Titre : Reflets dans un œil d’homme
Auteur : Nancy Huston
Éditeur : Actes Sud
Nombre de pages: 320
Date de parution : Mai 2012

 

Dans cet essai, Nancy Huston s’insurge contre la théorie du genre, ce qui peut étonner de la part d’une auteure que je pensais féministe.
«  La théorie du genre n’est pas seulement élitiste, elle est irresponsable. »
Le sexe semble prédestiner la femme à la procréation et l’homme à la démonstration de sa force. Il paraît dommage que cet essai puisse se résumer à conclure que filles et garçons deviennent respectivement putes et caïds.
En balayant la naissance, l’adolescence, la vie d’adulte puis la maturité, en s’appuyant sur sa propre expérience et celles de Nelly Arcan, Anaïs Nin, Jean Seberg, Lee Miller et Marylin Monroe, Nancy Huston insiste sur l’importance de l’image de soi pour la femme. Que ce soit en réaction à un père, en soumission à un homme, en réponse à l’avènement de la photographie ou au développement de la photographie, de manière choisie ou contrainte, les femmes ont besoin du regard des autres et se laisse séduire par le désir constant des hommes. N’est-ce pas un peu caricatural?
L’auteur s’étonne que la femme, après avoir durement acquis des droits, se laisse enfermer par le mythe de la beauté. La cosmétique, la chirurgie esthétique augmentent sans cesse leur chiffre d’affaire. Les magazines féminins se vendent bien.
 » Suis-je mon corps, ou mon esprit? »
La pilule a fait fuir la terreur ancestrale de la grossesse non désirée.

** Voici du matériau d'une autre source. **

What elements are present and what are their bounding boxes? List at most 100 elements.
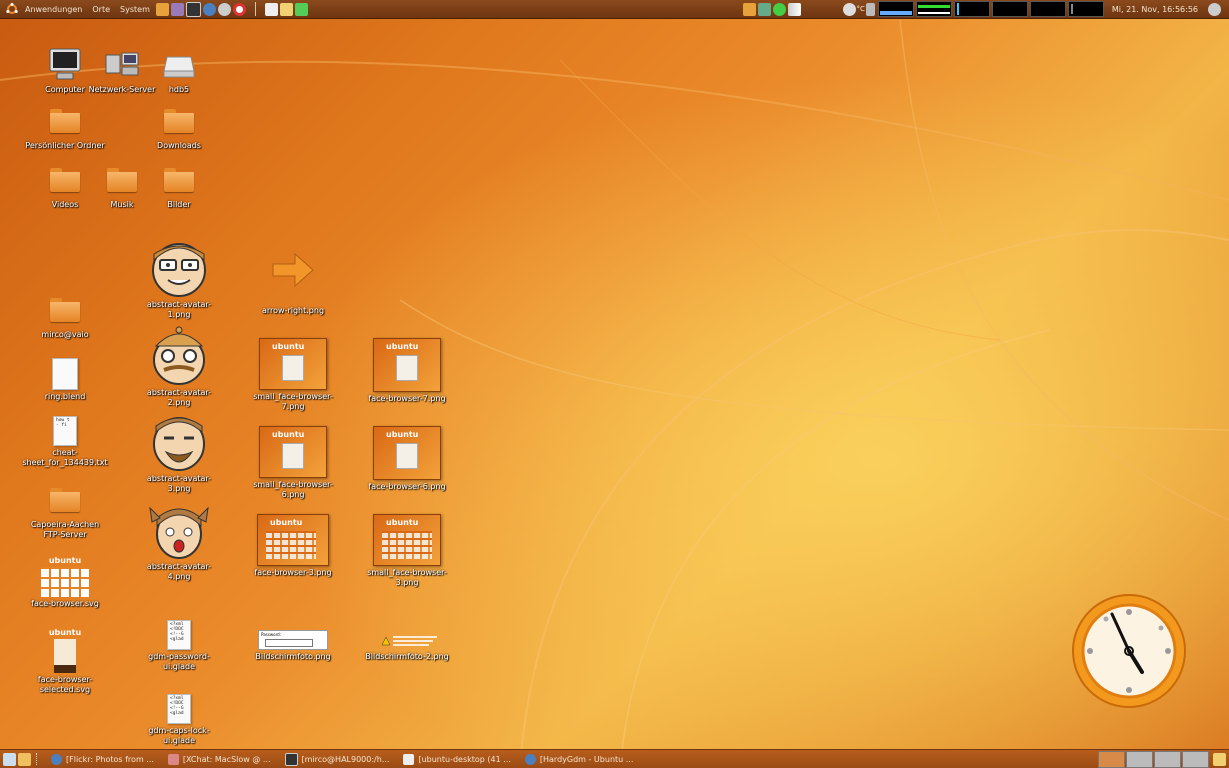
- network-graph[interactable]: [953, 1, 990, 17]
- tools-launcher-icon[interactable]: [155, 2, 169, 16]
- xchat-icon: [167, 753, 179, 765]
- logout-icon[interactable]: [1208, 2, 1221, 16]
- taskbar-item-terminal[interactable]: [mirco@HAL9000:/h...: [279, 751, 396, 767]
- network-server-icon: [105, 52, 139, 76]
- menu-applications[interactable]: Anwendungen: [20, 5, 87, 14]
- desktop-icon-hdb5[interactable]: hdb5: [136, 47, 222, 95]
- avatar-face-icon: [149, 506, 209, 559]
- disk-graph[interactable]: [1067, 1, 1104, 17]
- panel-clock[interactable]: Mi, 21. Nov, 16:56:56: [1112, 5, 1198, 14]
- memory-graph[interactable]: [915, 1, 952, 17]
- desktop-icon-cheat-sheet[interactable]: how t - fi cheat-sheet_for_134439.txt: [22, 416, 108, 468]
- icon-label: ring.blend: [44, 392, 86, 401]
- icon-label: gdm-password-ui.glade: [148, 652, 210, 671]
- icon-label: arrow-right.png: [261, 306, 325, 315]
- desktop-icon-small-face-browser-3[interactable]: ubuntu small_face-browser-3.png: [364, 514, 450, 588]
- icon-label: Musik: [110, 200, 134, 209]
- menu-system[interactable]: System: [115, 5, 155, 14]
- ubuntu-logo-icon[interactable]: [6, 3, 18, 15]
- help-launcher-icon[interactable]: [232, 2, 246, 16]
- home-folder-icon: [50, 109, 80, 133]
- taskbar-item-label: [HardyGdm - Ubuntu ...: [539, 754, 634, 764]
- browser-icon: [51, 753, 62, 765]
- screenshot-launcher-icon[interactable]: [279, 2, 293, 16]
- taskbar-item-mail[interactable]: [ubuntu-desktop (41 ...: [397, 751, 516, 767]
- image-thumbnail: ubuntu: [259, 426, 327, 478]
- desktop-icon-face-browser-selected[interactable]: ubuntu face-browser-selected.svg: [22, 628, 108, 695]
- image-thumbnail: ubuntu: [257, 514, 329, 566]
- workspace-3[interactable]: [1154, 750, 1181, 768]
- desktop-icon-avatar-3[interactable]: abstract-avatar-3.png: [136, 412, 222, 494]
- taskbar-item-flickr[interactable]: [Flickr: Photos from ...: [45, 751, 160, 767]
- ftp-folder-icon: [50, 488, 80, 512]
- browser-launcher-icon[interactable]: [202, 2, 216, 16]
- icon-label: face-browser-7.png: [368, 394, 446, 403]
- desktop-icon-gdm-password[interactable]: <?xml <!DOC <!--G <glad gdm-password-ui.…: [136, 620, 222, 672]
- weather-tray-icon[interactable]: [842, 2, 856, 16]
- workspace-4[interactable]: [1182, 750, 1209, 768]
- desktop-icon-screenshot-2[interactable]: Bildschirmfoto-2.png: [364, 632, 450, 662]
- screenshot-thumbnail: Password:: [258, 630, 328, 650]
- terminal-launcher-icon[interactable]: [185, 1, 201, 17]
- desktop-icon-small-face-browser-7[interactable]: ubuntu small_face-browser-7.png: [250, 338, 336, 412]
- update-tray-icon[interactable]: [757, 2, 771, 16]
- network-launcher-icon[interactable]: [217, 2, 231, 16]
- icon-label: Capoeira-Aachen FTP-Server: [30, 520, 100, 539]
- swap-graph[interactable]: [991, 1, 1028, 17]
- ubuntu-wordmark: ubuntu: [48, 556, 82, 565]
- desktop-icon-pictures[interactable]: Bilder: [136, 168, 222, 210]
- desktop-icon-gdm-caps-lock[interactable]: <?xml <!DOC <!--G <glad gdm-caps-lock-ui…: [136, 694, 222, 746]
- image-thumbnail: ubuntu: [373, 426, 441, 480]
- desktop-icon-avatar-4[interactable]: abstract-avatar-4.png: [136, 500, 222, 582]
- icon-label: face-browser-3.png: [254, 568, 332, 577]
- desktop-icon-ring-blend[interactable]: ring.blend: [22, 358, 108, 402]
- icon-label: Downloads: [157, 141, 201, 150]
- desktop-icon-screenshot-1[interactable]: Password: Bildschirmfoto.png: [250, 630, 336, 662]
- workspace-1[interactable]: [1098, 750, 1125, 768]
- music-folder-icon: [107, 168, 137, 192]
- cpu-graph[interactable]: [877, 1, 914, 17]
- load-graph[interactable]: [1029, 1, 1066, 17]
- desktop-icon-mirco-vaio[interactable]: mirco@vaio: [22, 298, 108, 340]
- desktop-icon-small-face-browser-6[interactable]: ubuntu small_face-browser-6.png: [250, 426, 336, 500]
- taskbar-item-label: [XChat: MacSlow @ ...: [182, 754, 271, 764]
- trash-icon[interactable]: [1213, 752, 1226, 766]
- desktop-icon-home[interactable]: Persönlicher Ordner: [22, 109, 108, 151]
- desktop-icon-face-browser-svg[interactable]: ubuntu face-browser.svg: [22, 556, 108, 609]
- icon-label: Bildschirmfoto-2.png: [365, 652, 449, 661]
- desktop-icon-face-browser-7[interactable]: ubuntu face-browser-7.png: [364, 338, 450, 404]
- volume-tray-icon[interactable]: [865, 2, 875, 16]
- icon-label: Bildschirmfoto.png: [255, 652, 331, 661]
- signal-tray-icon[interactable]: [787, 2, 801, 16]
- tools-tray-icon[interactable]: [742, 2, 756, 16]
- desktop-icon-avatar-1[interactable]: abstract-avatar-1.png: [136, 238, 222, 320]
- pidgin-launcher-icon[interactable]: [170, 2, 184, 16]
- icon-label: hdb5: [168, 85, 190, 94]
- status-tray-icon[interactable]: [772, 2, 786, 16]
- workspace-2[interactable]: [1126, 750, 1153, 768]
- icon-label: small_face-browser-6.png: [253, 480, 333, 499]
- desktop-icon-arrow[interactable]: arrow-right.png: [250, 250, 336, 316]
- analog-clock-widget[interactable]: [1070, 592, 1188, 710]
- taskbar-item-label: [mirco@HAL9000:/h...: [301, 754, 390, 764]
- avatar-face-icon: [153, 417, 205, 471]
- show-desktop-button-icon[interactable]: [3, 752, 16, 766]
- desktop-icon-ftp-server[interactable]: Capoeira-Aachen FTP-Server: [22, 488, 108, 540]
- taskbar-item-xchat[interactable]: [XChat: MacSlow @ ...: [162, 751, 277, 767]
- desktop-icon-downloads[interactable]: Downloads: [136, 109, 222, 151]
- run-launcher-icon[interactable]: [294, 2, 308, 16]
- icon-label: small_face-browser-7.png: [253, 392, 333, 411]
- taskbar-item-hardygdm[interactable]: [HardyGdm - Ubuntu ...: [519, 751, 640, 767]
- terminal-icon: [284, 752, 298, 766]
- desktop-icon-face-browser-6[interactable]: ubuntu face-browser-6.png: [364, 426, 450, 492]
- window-list-menu-icon[interactable]: [18, 752, 31, 766]
- avatar-face-icon: [152, 243, 206, 297]
- show-desktop-icon[interactable]: [264, 2, 278, 16]
- temperature-readout: °C: [856, 5, 865, 13]
- desktop-icon-avatar-2[interactable]: abstract-avatar-2.png: [136, 326, 222, 408]
- icon-label: Videos: [51, 200, 79, 209]
- menu-places[interactable]: Orte: [87, 5, 115, 14]
- icon-label: mirco@vaio: [41, 330, 89, 339]
- warning-screenshot-thumbnail: [373, 632, 441, 650]
- desktop-icon-face-browser-3[interactable]: ubuntu face-browser-3.png: [250, 514, 336, 578]
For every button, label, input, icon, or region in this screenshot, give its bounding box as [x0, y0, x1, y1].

Les femmes se lâchent, oubliant leur mission première de la procréation!
L’émancipation de la femme ne la conduirait-elle donc qu’à deux alternatives: pute ou mannequin.
Les théories exposées ici semblent assez caricaturales, éloignées des théories féministes et peu réjouissantes pour les femmes ramenées à leur lignée animale.

Fort heureusement, les quelques expériences de femmes célèbres donnent un peu d’air à cet essai qui tournent un peu en rond autour du même concept. Dommage, Nancy Huston avait sûrement plus à dire sur le sujet.

Je remercie Voyage au bout de mes livres qui m’a accompagnée pour cette lecture commune.